Despite the technological advances, efforts to combat wrong-way driving are still in the “learning and trialing” stage, according to Aaron Lockwood, director of business development for Carmanah, a British Columbia-based traffic safety company that contracts with U.S. states.

“Wrong-way driving has been in the tire kicking phase for over a decade,” Lockwood said. “It’s always been known to be a problem, but the trick is how can you come up with something that is high bang for the buck.”

Lockwood said the primary goal of any wrong-way driving countermeasure is to get drivers to self-correct.

In 2018, the Arizona Department of Transportation began piloting the use of illuminated warning signs and thermal detection cameras in the Phoenix-metro area to identify wrong-way drivers getting on the freeway. Described as a first-in-the-nation approach, when triggered the cameras send an immediate alert to the DOT and Department of Public Safety so that troopers can be dispatched and highway alert signs activated.

The pilot project found that 85% of drivers turned around before entering the freeway.

ADOT has since expanded the technology to other locations in the Phoenix area and has plans to deploy the cameras in other parts of the state contingent on funding and access to fiber-optic infrastructure.
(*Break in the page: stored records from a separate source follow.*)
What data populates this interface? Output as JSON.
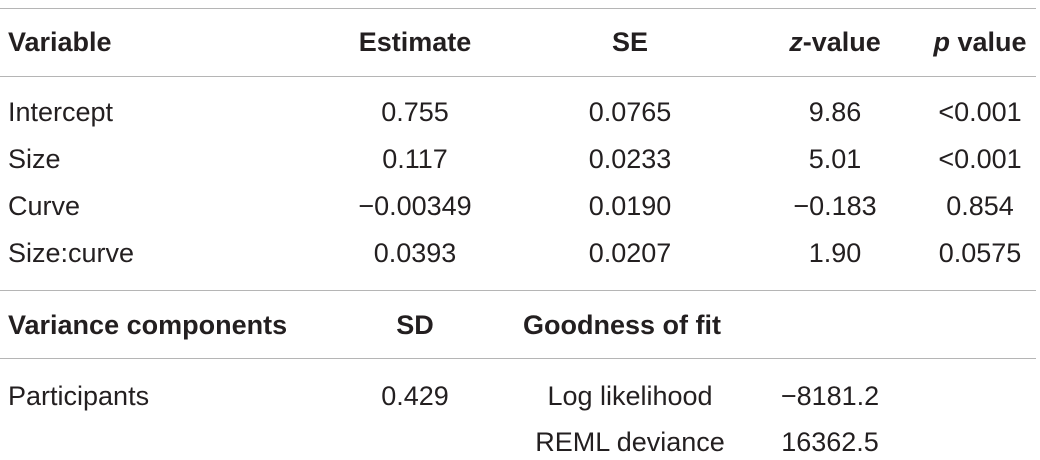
{
  "fixed_effects": {
    "headers": {
      "variable": "Variable",
      "estimate": "Estimate",
      "se": "SE",
      "z_italic": "z",
      "z_rest": "-value",
      "p_italic": "p",
      "p_rest": " value"
    },
    "rows": [
      {
        "variable": "Intercept",
        "estimate": "0.755",
        "se": "0.0765",
        "z": "9.86",
        "p": "<0.001"
      },
      {
        "variable": "Size",
        "estimate": "0.117",
        "se": "0.0233",
        "z": "5.01",
        "p": "<0.001"
      },
      {
        "variable": "Curve",
        "estimate": "−0.00349",
        "se": "0.0190",
        "z": "−0.183",
        "p": "0.854"
      },
      {
        "variable": "Size:curve",
        "estimate": "0.0393",
        "se": "0.0207",
        "z": "1.90",
        "p": "0.0575"
      }
    ]
  },
  "random_effects": {
    "headers": {
      "variance_components": "Variance components",
      "sd": "SD",
      "goodness_of_fit": "Goodness of fit"
    },
    "rows": [
      {
        "component": "Participants",
        "sd": "0.429",
        "fit_label": "Log likelihood",
        "fit_value": "−8181.2"
      },
      {
        "component": "",
        "sd": "",
        "fit_label": "REML deviance",
        "fit_value": "16362.5"
      }
    ]
  }
}
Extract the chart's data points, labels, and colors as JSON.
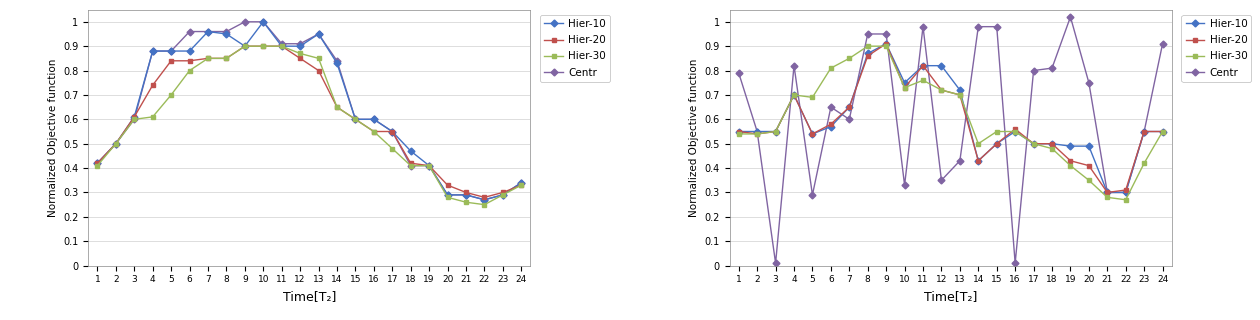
{
  "left": {
    "x": [
      1,
      2,
      3,
      4,
      5,
      6,
      7,
      8,
      9,
      10,
      11,
      12,
      13,
      14,
      15,
      16,
      17,
      18,
      19,
      20,
      21,
      22,
      23,
      24
    ],
    "hier10": [
      0.42,
      0.5,
      0.61,
      0.88,
      0.88,
      0.88,
      0.96,
      0.95,
      0.9,
      1.0,
      0.9,
      0.9,
      0.95,
      0.83,
      0.6,
      0.6,
      0.55,
      0.47,
      0.41,
      0.29,
      0.29,
      0.27,
      0.29,
      0.34
    ],
    "hier20": [
      0.42,
      0.5,
      0.61,
      0.74,
      0.84,
      0.84,
      0.85,
      0.85,
      0.9,
      0.9,
      0.9,
      0.85,
      0.8,
      0.65,
      0.6,
      0.55,
      0.55,
      0.42,
      0.41,
      0.33,
      0.3,
      0.28,
      0.3,
      0.33
    ],
    "hier30": [
      0.41,
      0.5,
      0.6,
      0.61,
      0.7,
      0.8,
      0.85,
      0.85,
      0.9,
      0.9,
      0.9,
      0.87,
      0.85,
      0.65,
      0.6,
      0.55,
      0.48,
      0.41,
      0.41,
      0.28,
      0.26,
      0.25,
      0.29,
      0.33
    ],
    "centr": [
      0.42,
      0.5,
      0.6,
      0.88,
      0.88,
      0.96,
      0.96,
      0.96,
      1.0,
      1.0,
      0.91,
      0.91,
      0.95,
      0.84,
      0.6,
      0.6,
      0.55,
      0.41,
      0.41,
      0.29,
      0.29,
      0.27,
      0.29,
      0.34
    ],
    "ylabel": "Normalized Objective function",
    "xlabel": "Time[T₂]",
    "ylim": [
      0,
      1.05
    ],
    "yticks": [
      0,
      0.1,
      0.2,
      0.3,
      0.4,
      0.5,
      0.6,
      0.7,
      0.8,
      0.9,
      1
    ]
  },
  "right": {
    "x": [
      1,
      2,
      3,
      4,
      5,
      6,
      7,
      8,
      9,
      10,
      11,
      12,
      13,
      14,
      15,
      16,
      17,
      18,
      19,
      20,
      21,
      22,
      23,
      24
    ],
    "hier10": [
      0.55,
      0.55,
      0.55,
      0.7,
      0.54,
      0.57,
      0.65,
      0.87,
      0.91,
      0.75,
      0.82,
      0.82,
      0.72,
      0.43,
      0.5,
      0.55,
      0.5,
      0.5,
      0.49,
      0.49,
      0.3,
      0.3,
      0.55,
      0.55
    ],
    "hier20": [
      0.55,
      0.54,
      0.55,
      0.7,
      0.54,
      0.58,
      0.65,
      0.86,
      0.91,
      0.73,
      0.82,
      0.72,
      0.7,
      0.43,
      0.5,
      0.56,
      0.5,
      0.5,
      0.43,
      0.41,
      0.3,
      0.31,
      0.55,
      0.55
    ],
    "hier30": [
      0.54,
      0.54,
      0.55,
      0.7,
      0.69,
      0.81,
      0.85,
      0.9,
      0.9,
      0.73,
      0.76,
      0.72,
      0.7,
      0.5,
      0.55,
      0.55,
      0.5,
      0.48,
      0.41,
      0.35,
      0.28,
      0.27,
      0.42,
      0.55
    ],
    "centr": [
      0.79,
      0.55,
      0.01,
      0.82,
      0.29,
      0.65,
      0.6,
      0.95,
      0.95,
      0.33,
      0.98,
      0.35,
      0.43,
      0.98,
      0.98,
      0.01,
      0.8,
      0.81,
      1.02,
      0.75,
      0.3,
      0.3,
      0.55,
      0.91
    ],
    "ylabel": "Normalized Objective function",
    "xlabel": "Time[T₂]",
    "ylim": [
      0,
      1.05
    ],
    "yticks": [
      0,
      0.1,
      0.2,
      0.3,
      0.4,
      0.5,
      0.6,
      0.7,
      0.8,
      0.9,
      1
    ]
  },
  "colors": {
    "hier10": "#4472C4",
    "hier20": "#C0504D",
    "hier30": "#9BBB59",
    "centr": "#8064A2"
  },
  "legend_labels": [
    "Hier-10",
    "Hier-20",
    "Hier-30",
    "Centr"
  ],
  "marker_size": 3.5,
  "linewidth": 1.0
}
“Technology can’t prevent all crashes from happening, but it can speed law enforcement’s response times and allow our agency to quickly post warning messages for other freeway drivers to see,” said Doug Nintzel, an ADOT spokesperson, in an email.

Florida, Rhode Island and Texas are among the states that use dynamic message signs to warn oncoming motorists of a wrong-way driver headed their way.

In 2016, the Nevada Department of Transportation received approval from the Federal Highway Administration to experiment with “red rectangular rapid flashing beacons” at certain interstate ramps. Between June 2020 and June 2022, the system identified 189 wrong-way drivers, 78% of whom stopped before entering the freeway, according to NDOT.

This year, NDOT plans to spend $2 million to install the technology at additional ramps between Reno and Carson City and in the Las Vegas area.

“At these locations, we will also incorporate newer technologies using radar and multiple sets of closed-circuit cameras … to help improve the level of success in detecting and reversing wrong-way drivers,” Meg Ragonese an NDOT spokesperson, said via email.

In 2015, the Connecticut Department of Transportation began installing oversized warning signs at 700 off-ramps. The state also placed “Wrong Way” signs on the back of speed limit signs as a repeated alert to drivers headed the wrong way.

Last year, Connecticut lawmakers appropriated $20 million for the Department of Transportation to retrofit dozens of exit ramps with new flashing lights and other countermeasures.

CTDOT and its contractor plan to upgrade 70 locations over the next year. A total of 236 highway exit ramps have been identified as high risk.

“We’re just working our way down that list,” CTDOT spokesperson Josh Morgan said.

CTDOT is also developing new pavement and guardrail markings that appear white to a driver going the correct direction but display as red to a wrong-way driver.

“Red flashing lights, red wrong way signs, red reflectors in the pavement, red reflectors on the guide rails — trying to get as many visual cues to the driver that they’re heading in the wrong direction,” Morgan said.

Connecticut’s system does not automatically alert the state police. But a pilot project on I-91 in the Hartford area will include that capability.

Later this year, the National Academy of Sciences plans to release a sweeping report on wrong-way crashes. The report is designed to serve as a guidebook for state transportation departments with the goal of encouraging “more systematic and uniform installation” of wrong-way driving counter measures.

“The emphasis of this study was to understand … what tools are currently available and have evidence to support them,” Retting said.

Cohen, the Connecticut transportation chair, said she expects her committee to do a “deeper dive” on the issue of wrong-way driving during the 2023 session as part of a larger effort to address an overall rise in traffic fatalities.

“I absolutely do think we should be doing more,” Cohen said.